LDAH has been studied in the past, and it’s known (thus the name) to associate with the surface of lipid droplets as they emerge from the endoplasmic reticulum. In fact, a particular protein hairpin motif has been identified that anchors it into that interface, and as it happens, mutating that hairpin abolishes lasA toxicity. So the protein apparently has to be sitting at the lipid droplet in order to hydrolyze the natural product: where is the natural product, then? Accumulating in the lipid droplet! Various techniques that increase the lipid droplet content of cells also increased the toxicity of lasA. Subcellular fractionation and mass spec confirmed this – the compound is also in the cytoplasm (although that might be an artifact, to be honest), but definitely partitions into the lipids, whereas lasF (as you’d expect from its polarity) doesn’t show up in there at all.
It would be reasonable to assume that LDAH is not necessarily some wonderfully selective enzyme for lasA, but rather is hydrolyzing it because there’s a ton of it accumulating with it in its lipid droplets. This local concentration effect takes us right back into the world of intracellular condensate droplets. A separate lipid droplet phase is a lot more familiar to organic chemists and cell biologists, as is the idea of compound partitioning into such droplets. But the idea is the same for the protein/RNA droplets that we now know are all over the cell: they’re promoting particular reactions and pathways by increased local concentration.

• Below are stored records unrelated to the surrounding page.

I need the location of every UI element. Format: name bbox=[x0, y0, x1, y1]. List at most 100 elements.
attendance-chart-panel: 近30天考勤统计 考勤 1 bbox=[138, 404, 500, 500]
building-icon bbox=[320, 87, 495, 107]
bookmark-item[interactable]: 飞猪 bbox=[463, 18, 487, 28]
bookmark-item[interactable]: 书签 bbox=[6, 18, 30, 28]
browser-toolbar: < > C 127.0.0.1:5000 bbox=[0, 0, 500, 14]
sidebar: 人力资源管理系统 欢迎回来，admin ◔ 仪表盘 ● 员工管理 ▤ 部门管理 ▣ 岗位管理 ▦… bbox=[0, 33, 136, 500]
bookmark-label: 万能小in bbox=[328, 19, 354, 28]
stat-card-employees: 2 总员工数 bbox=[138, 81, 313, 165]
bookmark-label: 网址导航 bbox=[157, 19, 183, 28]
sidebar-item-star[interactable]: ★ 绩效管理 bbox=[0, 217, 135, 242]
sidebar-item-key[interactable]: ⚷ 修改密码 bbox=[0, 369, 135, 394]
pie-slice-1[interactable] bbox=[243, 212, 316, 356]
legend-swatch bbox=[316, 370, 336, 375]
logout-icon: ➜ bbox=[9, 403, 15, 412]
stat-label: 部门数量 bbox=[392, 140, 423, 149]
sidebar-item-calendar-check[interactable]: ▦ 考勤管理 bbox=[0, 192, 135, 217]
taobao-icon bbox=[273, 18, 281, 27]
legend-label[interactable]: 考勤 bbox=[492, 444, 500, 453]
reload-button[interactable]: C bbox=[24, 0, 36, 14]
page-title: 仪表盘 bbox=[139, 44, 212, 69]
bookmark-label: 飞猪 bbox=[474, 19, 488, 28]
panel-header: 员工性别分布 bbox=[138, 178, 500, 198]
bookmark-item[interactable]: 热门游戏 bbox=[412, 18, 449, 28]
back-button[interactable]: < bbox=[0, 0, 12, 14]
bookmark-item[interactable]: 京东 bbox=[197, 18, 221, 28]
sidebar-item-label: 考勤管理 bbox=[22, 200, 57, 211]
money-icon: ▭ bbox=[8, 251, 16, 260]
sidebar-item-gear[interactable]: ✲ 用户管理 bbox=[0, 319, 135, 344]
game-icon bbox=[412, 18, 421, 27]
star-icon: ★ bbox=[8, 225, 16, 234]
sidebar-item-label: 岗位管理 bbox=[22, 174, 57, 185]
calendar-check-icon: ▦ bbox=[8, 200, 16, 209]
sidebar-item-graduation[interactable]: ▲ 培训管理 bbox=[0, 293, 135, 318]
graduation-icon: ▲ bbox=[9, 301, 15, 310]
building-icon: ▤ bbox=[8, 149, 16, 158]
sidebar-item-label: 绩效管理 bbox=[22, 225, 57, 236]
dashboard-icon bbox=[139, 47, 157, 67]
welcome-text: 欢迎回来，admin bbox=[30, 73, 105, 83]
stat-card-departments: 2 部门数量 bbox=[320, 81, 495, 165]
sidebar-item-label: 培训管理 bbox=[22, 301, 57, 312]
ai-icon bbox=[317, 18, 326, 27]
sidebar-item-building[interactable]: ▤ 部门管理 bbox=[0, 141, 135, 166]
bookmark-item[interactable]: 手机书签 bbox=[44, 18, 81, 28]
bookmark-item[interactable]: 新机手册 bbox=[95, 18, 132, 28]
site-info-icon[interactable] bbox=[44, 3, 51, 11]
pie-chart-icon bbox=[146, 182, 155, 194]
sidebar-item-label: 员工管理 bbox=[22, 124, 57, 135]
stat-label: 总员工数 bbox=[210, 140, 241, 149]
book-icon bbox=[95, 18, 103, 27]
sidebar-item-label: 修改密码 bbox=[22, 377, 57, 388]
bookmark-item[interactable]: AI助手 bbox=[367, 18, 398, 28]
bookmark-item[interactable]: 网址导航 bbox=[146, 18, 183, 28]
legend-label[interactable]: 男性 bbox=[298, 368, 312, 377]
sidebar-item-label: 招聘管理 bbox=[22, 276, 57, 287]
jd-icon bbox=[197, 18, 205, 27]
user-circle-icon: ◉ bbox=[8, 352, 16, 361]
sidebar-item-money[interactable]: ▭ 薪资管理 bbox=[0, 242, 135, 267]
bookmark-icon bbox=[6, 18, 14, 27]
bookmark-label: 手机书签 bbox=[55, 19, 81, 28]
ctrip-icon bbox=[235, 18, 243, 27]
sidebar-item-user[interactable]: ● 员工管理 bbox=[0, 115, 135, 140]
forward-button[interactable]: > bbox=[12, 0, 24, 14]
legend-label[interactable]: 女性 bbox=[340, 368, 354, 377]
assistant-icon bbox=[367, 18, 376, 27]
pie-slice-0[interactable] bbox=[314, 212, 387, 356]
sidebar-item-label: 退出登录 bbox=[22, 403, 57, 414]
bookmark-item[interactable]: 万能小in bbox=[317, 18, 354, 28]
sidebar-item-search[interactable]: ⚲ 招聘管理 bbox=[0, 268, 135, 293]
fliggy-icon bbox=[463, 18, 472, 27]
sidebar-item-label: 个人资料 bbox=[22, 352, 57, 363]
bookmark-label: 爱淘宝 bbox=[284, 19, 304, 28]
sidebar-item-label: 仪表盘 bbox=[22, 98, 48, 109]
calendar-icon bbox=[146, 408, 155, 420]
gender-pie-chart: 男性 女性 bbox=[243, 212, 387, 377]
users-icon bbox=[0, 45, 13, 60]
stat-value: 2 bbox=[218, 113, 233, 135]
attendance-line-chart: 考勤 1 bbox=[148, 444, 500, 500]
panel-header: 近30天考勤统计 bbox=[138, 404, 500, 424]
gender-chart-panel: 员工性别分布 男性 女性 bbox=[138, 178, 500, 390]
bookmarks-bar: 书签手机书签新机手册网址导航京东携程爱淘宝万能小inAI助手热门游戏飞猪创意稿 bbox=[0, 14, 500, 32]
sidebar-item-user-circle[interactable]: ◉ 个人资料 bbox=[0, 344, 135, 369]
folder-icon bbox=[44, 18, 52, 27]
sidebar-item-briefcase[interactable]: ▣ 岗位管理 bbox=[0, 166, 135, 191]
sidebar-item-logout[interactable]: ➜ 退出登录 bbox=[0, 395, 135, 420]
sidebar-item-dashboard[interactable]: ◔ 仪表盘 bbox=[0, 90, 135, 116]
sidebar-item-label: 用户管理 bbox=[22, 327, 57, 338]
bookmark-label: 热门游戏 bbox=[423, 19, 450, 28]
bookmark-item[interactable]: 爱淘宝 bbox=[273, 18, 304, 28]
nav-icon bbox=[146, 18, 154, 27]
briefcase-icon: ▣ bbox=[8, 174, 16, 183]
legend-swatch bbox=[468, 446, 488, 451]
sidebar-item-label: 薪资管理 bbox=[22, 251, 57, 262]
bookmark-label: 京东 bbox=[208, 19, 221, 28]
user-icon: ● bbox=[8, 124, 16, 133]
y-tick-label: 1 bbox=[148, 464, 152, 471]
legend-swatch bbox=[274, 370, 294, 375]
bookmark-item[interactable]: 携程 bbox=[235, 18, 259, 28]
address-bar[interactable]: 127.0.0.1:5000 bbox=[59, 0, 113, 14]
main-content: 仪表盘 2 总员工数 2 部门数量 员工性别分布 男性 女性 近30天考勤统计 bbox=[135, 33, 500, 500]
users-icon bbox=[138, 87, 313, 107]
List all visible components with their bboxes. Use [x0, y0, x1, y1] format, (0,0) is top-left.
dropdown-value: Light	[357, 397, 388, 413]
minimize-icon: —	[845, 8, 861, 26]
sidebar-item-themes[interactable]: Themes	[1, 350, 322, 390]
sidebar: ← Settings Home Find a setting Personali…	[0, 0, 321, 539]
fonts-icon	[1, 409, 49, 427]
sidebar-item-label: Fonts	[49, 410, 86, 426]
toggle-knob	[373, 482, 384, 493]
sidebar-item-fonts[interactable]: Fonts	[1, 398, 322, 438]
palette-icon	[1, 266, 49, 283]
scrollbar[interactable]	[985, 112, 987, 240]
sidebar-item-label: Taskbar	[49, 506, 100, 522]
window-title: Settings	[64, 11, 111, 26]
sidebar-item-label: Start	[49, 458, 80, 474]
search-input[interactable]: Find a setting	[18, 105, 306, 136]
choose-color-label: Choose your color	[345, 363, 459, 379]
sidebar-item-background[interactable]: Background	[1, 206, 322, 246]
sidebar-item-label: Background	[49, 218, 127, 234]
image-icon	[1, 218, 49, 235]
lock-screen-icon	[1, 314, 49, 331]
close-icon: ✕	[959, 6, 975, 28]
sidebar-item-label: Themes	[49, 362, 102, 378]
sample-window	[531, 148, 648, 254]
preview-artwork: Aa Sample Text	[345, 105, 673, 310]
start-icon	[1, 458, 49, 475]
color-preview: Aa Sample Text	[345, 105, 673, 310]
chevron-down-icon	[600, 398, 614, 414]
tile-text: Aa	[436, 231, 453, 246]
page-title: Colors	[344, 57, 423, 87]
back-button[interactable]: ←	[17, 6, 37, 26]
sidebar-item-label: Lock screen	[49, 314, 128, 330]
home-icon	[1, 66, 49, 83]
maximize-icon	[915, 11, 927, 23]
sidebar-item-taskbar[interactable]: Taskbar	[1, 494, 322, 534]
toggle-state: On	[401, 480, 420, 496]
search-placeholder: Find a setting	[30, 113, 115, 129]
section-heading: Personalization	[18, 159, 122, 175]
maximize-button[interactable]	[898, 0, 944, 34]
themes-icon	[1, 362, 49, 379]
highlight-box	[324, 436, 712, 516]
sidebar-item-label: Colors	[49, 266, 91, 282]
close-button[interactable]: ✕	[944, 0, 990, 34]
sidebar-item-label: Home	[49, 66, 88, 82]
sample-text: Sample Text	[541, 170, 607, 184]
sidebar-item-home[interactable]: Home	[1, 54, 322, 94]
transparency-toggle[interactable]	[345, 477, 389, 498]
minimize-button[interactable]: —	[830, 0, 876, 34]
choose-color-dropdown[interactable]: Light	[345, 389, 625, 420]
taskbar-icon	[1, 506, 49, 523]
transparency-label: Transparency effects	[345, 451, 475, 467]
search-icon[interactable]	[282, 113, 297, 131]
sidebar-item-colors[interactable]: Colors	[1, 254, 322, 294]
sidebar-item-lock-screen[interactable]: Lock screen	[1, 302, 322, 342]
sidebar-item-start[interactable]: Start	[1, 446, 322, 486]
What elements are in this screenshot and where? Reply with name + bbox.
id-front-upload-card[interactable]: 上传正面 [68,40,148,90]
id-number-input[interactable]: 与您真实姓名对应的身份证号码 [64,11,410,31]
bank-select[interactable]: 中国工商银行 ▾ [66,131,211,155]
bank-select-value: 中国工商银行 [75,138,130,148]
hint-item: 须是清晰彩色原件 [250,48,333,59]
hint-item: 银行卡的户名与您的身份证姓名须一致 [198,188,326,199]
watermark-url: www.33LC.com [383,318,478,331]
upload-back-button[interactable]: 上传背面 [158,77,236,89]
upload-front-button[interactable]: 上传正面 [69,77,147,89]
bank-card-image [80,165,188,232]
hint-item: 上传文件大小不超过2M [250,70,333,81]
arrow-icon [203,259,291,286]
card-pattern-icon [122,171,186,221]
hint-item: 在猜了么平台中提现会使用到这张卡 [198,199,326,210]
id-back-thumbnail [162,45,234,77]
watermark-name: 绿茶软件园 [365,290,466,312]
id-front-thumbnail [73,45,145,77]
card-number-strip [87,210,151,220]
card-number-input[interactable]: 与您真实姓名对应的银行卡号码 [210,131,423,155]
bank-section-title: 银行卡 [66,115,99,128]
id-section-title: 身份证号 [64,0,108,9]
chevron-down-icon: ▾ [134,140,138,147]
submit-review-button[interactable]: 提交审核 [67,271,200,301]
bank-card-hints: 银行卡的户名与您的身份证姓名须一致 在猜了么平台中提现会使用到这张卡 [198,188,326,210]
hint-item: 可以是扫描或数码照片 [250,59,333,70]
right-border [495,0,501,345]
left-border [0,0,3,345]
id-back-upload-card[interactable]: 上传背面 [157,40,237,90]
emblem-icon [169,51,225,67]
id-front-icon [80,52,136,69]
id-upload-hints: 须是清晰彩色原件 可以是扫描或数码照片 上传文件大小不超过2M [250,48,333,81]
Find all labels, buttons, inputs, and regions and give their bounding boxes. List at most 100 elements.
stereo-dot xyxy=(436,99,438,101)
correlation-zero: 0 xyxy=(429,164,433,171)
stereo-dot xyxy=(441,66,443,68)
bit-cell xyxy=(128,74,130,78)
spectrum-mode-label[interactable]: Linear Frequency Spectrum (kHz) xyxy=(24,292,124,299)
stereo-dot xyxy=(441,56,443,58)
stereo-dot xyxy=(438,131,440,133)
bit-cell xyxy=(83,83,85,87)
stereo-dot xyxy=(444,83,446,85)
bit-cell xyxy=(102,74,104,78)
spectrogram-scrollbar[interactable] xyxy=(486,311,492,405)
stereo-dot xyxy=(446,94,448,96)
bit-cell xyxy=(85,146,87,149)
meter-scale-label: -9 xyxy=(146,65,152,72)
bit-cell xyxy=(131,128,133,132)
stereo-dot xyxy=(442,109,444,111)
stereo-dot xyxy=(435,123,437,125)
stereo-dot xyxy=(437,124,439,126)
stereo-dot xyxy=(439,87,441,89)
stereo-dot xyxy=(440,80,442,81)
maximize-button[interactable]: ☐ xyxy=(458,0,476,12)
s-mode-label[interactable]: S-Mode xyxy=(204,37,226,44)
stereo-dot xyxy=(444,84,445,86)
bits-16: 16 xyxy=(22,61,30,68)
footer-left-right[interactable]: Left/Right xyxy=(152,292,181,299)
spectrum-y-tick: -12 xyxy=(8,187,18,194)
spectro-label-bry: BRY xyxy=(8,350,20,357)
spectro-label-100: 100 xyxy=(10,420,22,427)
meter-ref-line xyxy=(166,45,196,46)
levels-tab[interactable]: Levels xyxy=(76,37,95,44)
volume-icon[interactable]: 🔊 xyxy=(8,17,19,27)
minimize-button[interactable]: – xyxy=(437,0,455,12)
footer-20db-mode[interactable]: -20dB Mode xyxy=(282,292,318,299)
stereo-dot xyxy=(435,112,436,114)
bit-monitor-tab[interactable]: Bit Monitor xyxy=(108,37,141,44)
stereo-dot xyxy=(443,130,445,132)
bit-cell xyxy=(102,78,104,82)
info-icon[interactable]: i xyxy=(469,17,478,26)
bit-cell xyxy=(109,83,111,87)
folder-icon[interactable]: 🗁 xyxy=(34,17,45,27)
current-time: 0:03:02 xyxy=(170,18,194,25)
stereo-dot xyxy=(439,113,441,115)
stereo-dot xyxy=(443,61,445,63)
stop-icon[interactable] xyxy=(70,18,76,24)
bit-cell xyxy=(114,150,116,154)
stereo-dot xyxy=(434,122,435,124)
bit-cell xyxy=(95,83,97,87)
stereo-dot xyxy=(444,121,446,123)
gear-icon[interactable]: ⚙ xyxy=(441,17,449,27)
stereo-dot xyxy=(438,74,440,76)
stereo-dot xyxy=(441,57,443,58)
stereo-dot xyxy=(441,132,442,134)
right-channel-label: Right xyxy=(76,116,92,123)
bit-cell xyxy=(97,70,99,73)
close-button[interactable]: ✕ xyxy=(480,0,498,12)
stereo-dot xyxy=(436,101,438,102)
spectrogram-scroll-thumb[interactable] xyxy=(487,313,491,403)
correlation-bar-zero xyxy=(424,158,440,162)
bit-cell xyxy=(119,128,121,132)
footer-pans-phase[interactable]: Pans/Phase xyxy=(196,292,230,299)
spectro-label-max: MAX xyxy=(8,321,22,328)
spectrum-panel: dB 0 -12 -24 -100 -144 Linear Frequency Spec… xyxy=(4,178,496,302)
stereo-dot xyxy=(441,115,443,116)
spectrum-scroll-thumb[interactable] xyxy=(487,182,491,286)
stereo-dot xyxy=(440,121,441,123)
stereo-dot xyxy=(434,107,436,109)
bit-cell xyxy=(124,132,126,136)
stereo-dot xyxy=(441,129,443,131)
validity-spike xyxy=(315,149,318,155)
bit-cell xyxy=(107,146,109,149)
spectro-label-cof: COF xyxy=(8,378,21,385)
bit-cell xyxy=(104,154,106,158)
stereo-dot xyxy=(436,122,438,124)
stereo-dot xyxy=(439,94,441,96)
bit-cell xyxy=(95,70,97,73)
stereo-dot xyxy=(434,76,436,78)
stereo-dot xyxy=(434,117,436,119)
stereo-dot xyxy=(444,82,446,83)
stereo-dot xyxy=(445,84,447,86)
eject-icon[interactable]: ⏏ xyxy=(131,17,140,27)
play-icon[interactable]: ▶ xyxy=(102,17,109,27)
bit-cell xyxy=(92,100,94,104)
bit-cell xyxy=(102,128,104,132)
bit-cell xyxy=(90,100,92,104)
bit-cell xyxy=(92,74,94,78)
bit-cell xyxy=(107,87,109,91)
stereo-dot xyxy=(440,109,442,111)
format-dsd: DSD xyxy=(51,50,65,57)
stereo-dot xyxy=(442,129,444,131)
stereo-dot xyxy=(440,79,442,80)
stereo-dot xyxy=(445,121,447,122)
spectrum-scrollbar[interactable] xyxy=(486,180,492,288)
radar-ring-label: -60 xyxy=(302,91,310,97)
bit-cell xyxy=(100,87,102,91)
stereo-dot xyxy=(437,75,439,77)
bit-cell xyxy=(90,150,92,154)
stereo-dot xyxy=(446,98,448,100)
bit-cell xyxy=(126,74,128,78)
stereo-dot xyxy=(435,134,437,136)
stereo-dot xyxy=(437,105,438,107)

On another level, this is a big reason for why enzyme active sites work, and the same principle applies to proteins interacting with each other. A lot of cell biology is arranging things so that they’re colocated (or most definitely not colocated!), thus all the compartments, membranes, and organelles. Concentration gradients are what keep us all alive. The currently fashionable targeted protein degradation work is all about hijacking such propinquity for fun and profit – there are clearly a lot of ubiquitinating enzymes that will go to work on whatever’s brought next to them, so now we’re focusing on getting them together. “Control of local concentration” may be an overarching theme of 21st-century drug discovery.
To zoom back in to the topic at hand, this paper raises some interesting questions Can this lipid-droplet mechanism be exploited for prodrug delivery? Is it happening already, and lasA is just allowing us to notice it? Are there other lipid-droplet-associated enzymes that can be taken advantage of? We certainly make enough hydrophobic molecules in this business!